Procuradora do TPI ameaçada pela Mossad devido a investigação de crimes de guerra
Uma investigação do jornal britânico The Guardian, publicada esta terça-feira, revela que a antiga procuradora do Tribunal Penal Internacional (TPI) Fatou Bensouda terá sido ameaçada e pressionada pelo ex-diretor da agência de inteligência israelita, Yossi Cohen, para cancelar a investigação sobre crimes de guerra na Palestina.
A decisão de Bensouda despertou a atenção de Israel e Yossi Cohen, na altura chefe do Conselho de Segurança Nacional de Israel, coordenou um esforço entre várias agências contra o TPI.
Em janeiro de 2016, Yossi Cohen foi nomeado diretor da Mossad, a agência de inteligência israelita, e intensificou as pressões sobre a procuradora do TPI. Várias fontes confirmaram ao Guardian que Bensouda foi alvo de “ameaças, manipulação e perseguição” por parte de Cohen, com o objetivo de fazer cair a investigação sobre crimes de guerra na Palestina.
Quatro fontes confirmaram que Bensouda informou um pequeno grupo de altos funcionários do TPI sobre as tentativas de Cohen para influenciá-la, ao mesmo tempo que se mostrava preocupada com a natureza cada vez mais persistente e ameaçadora do seu comportamento.

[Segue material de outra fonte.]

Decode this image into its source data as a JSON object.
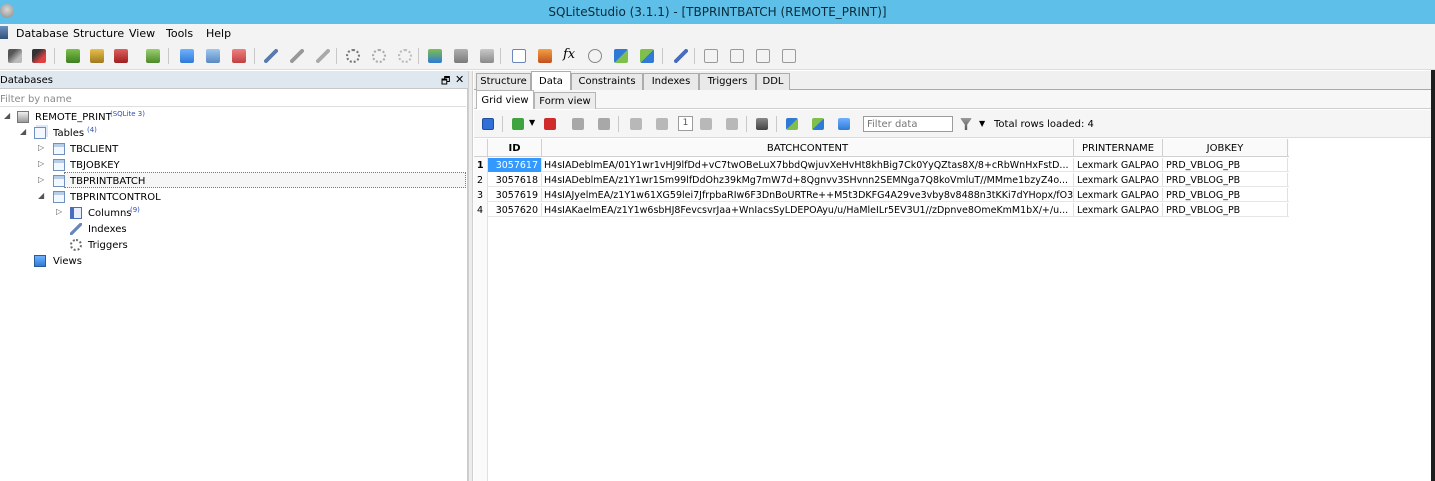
{
  "window": {
    "title": "SQLiteStudio (3.1.1) - [TBPRINTBATCH (REMOTE_PRINT)]"
  },
  "menu": [
    "Database",
    "Structure",
    "View",
    "Tools",
    "Help"
  ],
  "databases_panel": {
    "title": "Databases",
    "float_glyph": "🗗",
    "close_glyph": "✕",
    "filter_placeholder": "Filter by name",
    "database": {
      "name": "REMOTE_PRINT",
      "version": "(SQLite 3)"
    },
    "tables_group": {
      "label": "Tables",
      "count": "(4)"
    },
    "tables": [
      "TBCLIENT",
      "TBJOBKEY",
      "TBPRINTBATCH",
      "TBPRINTCONTROL"
    ],
    "columns_node": {
      "label": "Columns",
      "count": "(9)"
    },
    "indexes_label": "Indexes",
    "triggers_label": "Triggers",
    "views_label": "Views"
  },
  "tabs": [
    "Structure",
    "Data",
    "Constraints",
    "Indexes",
    "Triggers",
    "DDL"
  ],
  "active_tab": "Data",
  "subtabs": [
    "Grid view",
    "Form view"
  ],
  "grid_toolbar": {
    "page_number": "1",
    "filter_placeholder": "Filter data",
    "total_rows": "Total rows loaded: 4"
  },
  "grid": {
    "columns": [
      "ID",
      "BATCHCONTENT",
      "PRINTERNAME",
      "JOBKEY"
    ],
    "rows": [
      {
        "num": "1",
        "id": "3057617",
        "batch": "H4sIADeblmEA/01Y1wr1vHJ9lfDd+vC7twOBeLuX7bbdQwjuvXeHvHt8khBig7Ck0YyQZtas8X/8+cRbWnHxFstD...",
        "printer": "Lexmark GALPAO",
        "job": "PRD_VBLOG_PB"
      },
      {
        "num": "2",
        "id": "3057618",
        "batch": "H4sIADeblmEA/z1Y1wr1Sm99lfDdOhz39kMg7mW7d+8Qgnvv3SHvnn2SEMNga7Q8koVmluT//MMme1bzyZ4o...",
        "printer": "Lexmark GALPAO",
        "job": "PRD_VBLOG_PB"
      },
      {
        "num": "3",
        "id": "3057619",
        "batch": "H4sIAJyelmEA/z1Y1w61XG59lei7JfrpbaRIw6F3DnBoURTRe++M5t3DKFG4A29ve3vby8v8488n3tKKi7dYHopx/fO3...",
        "printer": "Lexmark GALPAO",
        "job": "PRD_VBLOG_PB"
      },
      {
        "num": "4",
        "id": "3057620",
        "batch": "H4sIAKaelmEA/z1Y1w6sbHJ8FevcsvrJaa+WnIacsSyLDEPOAyu/u/HaMleILr5EV3U1//zDpnve8OmeKmM1bX/+/u...",
        "printer": "Lexmark GALPAO",
        "job": "PRD_VBLOG_PB"
      }
    ]
  }
}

De acordo com relatos partilhados com funcionários do TPI, Cohen terá dito a Bensouda: “Você deveria ajudar-nos e deixar-nos cuidar de si. Você não se quer envolver em coisas que possam comprometer sua segurança ou a da sua família”.
"Campanha de difamação"
Em dezembro de 2019, a procuradora anunciou que tinha motivos para abrir uma investigação criminal completa sobre alegações de crimes de guerra em Gaza, na Cisjordânia e em Jerusalém Oriental.
A partir dessa altura, Cohen intensificou as ameaças e as tentativas de persuadir a procuradora a não prosseguir com uma investigação completa caso os juízes dessem luz verde. A família de Bensouda passou também a ser alvo de investigações e pressão por parte da Mossad.
Fontes com conhecimento direto da situação revelaram que a agência de inteligência israelita obteve transcrições de gravações secretas do marido de Bensouda e tentaram usá-las para desacreditar a procuradora. No entanto, não tiveram sucesso.
Três fontes próximas descreveram os esforços como parte de uma “campanha de difamação” mal sucedida contra Bensouda. “Eles foram atrás de Fatou”, disse uma fonte, mas isso “não teve impacto” no trabalho da procuradora. Nestes esforços de intimidação e conspiração contra Bensouda, Israel recebeu o apoio de Joseph Kabila, o antigo presidente da República Democrática do Congo.
Em março de 2021, após ter recebido a confirmação de que o TPI tinha jurisdição nos territórios palestinianos ocupados, Bensouda anunciou a abertura de uma investigação sobre os crimes de guerra cometidos por Israel.
Três meses depois, Bensouda concluiu o seu mandato de nove anos no TPI e deixou ao seu sucessor, Karim Khan, a tarefa de assumir a investigação.
Esta investigação culminou num mandado de detenção para o primeiro-ministro israelita, Benjamin Netanyahu, e dirigentes do Hamas por crimes de guerra e crimes contra a humanidade em Gaza.
"Com base nas provas recolhidas e examinadas pelo meu Gabinete, tenho motivos razoáveis para acreditar que Benjamin Netanyahu, o primeiro-ministro de Israel, e Yoav Gallant, o ministro da Defesa de Israel, têm responsabilidade criminal por crimes de guerra e crimes contra a humanidade cometidos no território do Estado da Palestina (na Faixa de Gaza) a partir de, pelo menos, 8 de outubro de 2023", afirmou Karim Khan em comunicado.
“O facto de terem escolhido o chefe da Mossad para ser o mensageiro não oficial do primeiro-ministro para Bensouda foi para intimidar, por definição. Mas falhou”, disse uma fonte informada sobre a operação de Cohen ao jornal The Guardian.